# eşoleşek



## evillgouki

Hello,
I watched a Turc movie and the main character is always saying "eşoleşek".
I guess it's not very nice, but anyone can give me a transaltion of this word ( in French if possible  )?

Thanks.


----------



## mighty_atlas

Offspring of a donkey


----------



## themadprogramer

It's actually "eşek oğlu eşek". Just shortened.


----------



## ancalimon

mighty_atlas said:


> Offspring of a donkey



Where did you get "offspring"? 

It's just "son of a donkey"

eşek: donkey
oğul: son

"oğlan" in the past (probably before Ottoman Empire) did not mean "son" but meant "children".


----------



## Rallino

Everyone seems to have given the literal translation, which is good but doesn't give an idea as to why and in what meaning this expression is really used.

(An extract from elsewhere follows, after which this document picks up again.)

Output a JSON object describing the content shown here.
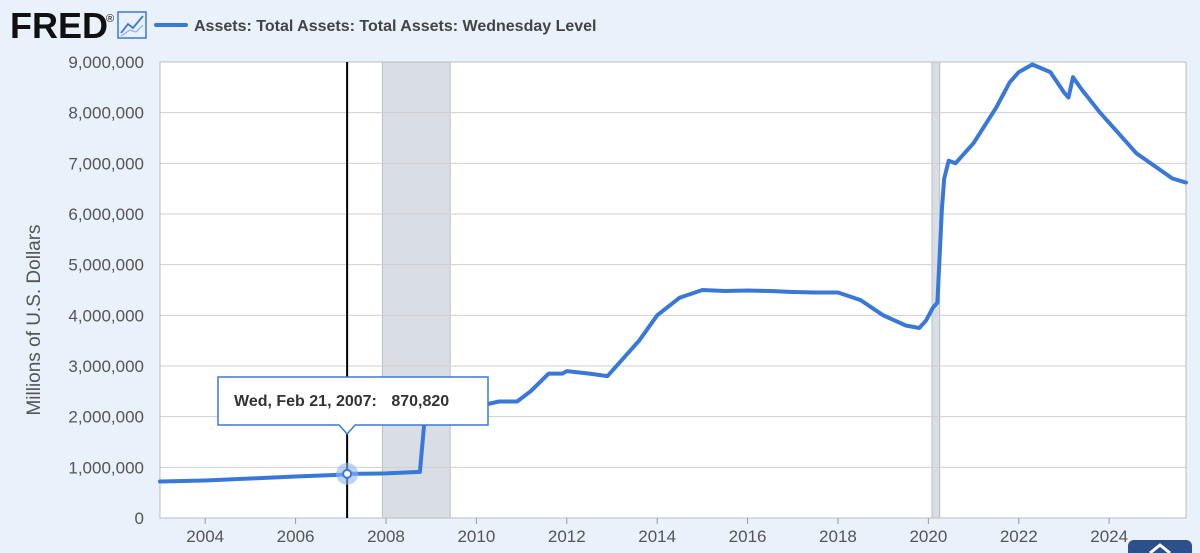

_Eşek oğlu eşek_, pronounced "_eşşoğleşşek" _or _"eşşoğlu eşşek"_ can be translated as _bastard, asshole _or _son of a bitch_ depending on the tone.


----------



## evillgouki

Thank you guys 
BTW it's in the famous Turc movie Sakar şakir


----------



## themadprogramer

Well Eşek is a little insult in Turkish.

Well not just Eşek various animals such as: Ayı (Bear), Öküz(Ox), Eşek(Donkey), Şıçan(Rat)...

Donkeys are an animal with several characteristics that make them insult-worthy. For instance how they "hee-haw", smell dirty.
Most generally calling someone "eşek" means that you consider something or several things that they did to be animal-like (possibly deviant or greedy).

So like you'd call someone a "Son of a (Insert desired insult word of choice here)", you can call them "A donkey that's a son of a donkey".

Oh and evill it's "Turk" not "Turc" or "Turq" like French .


----------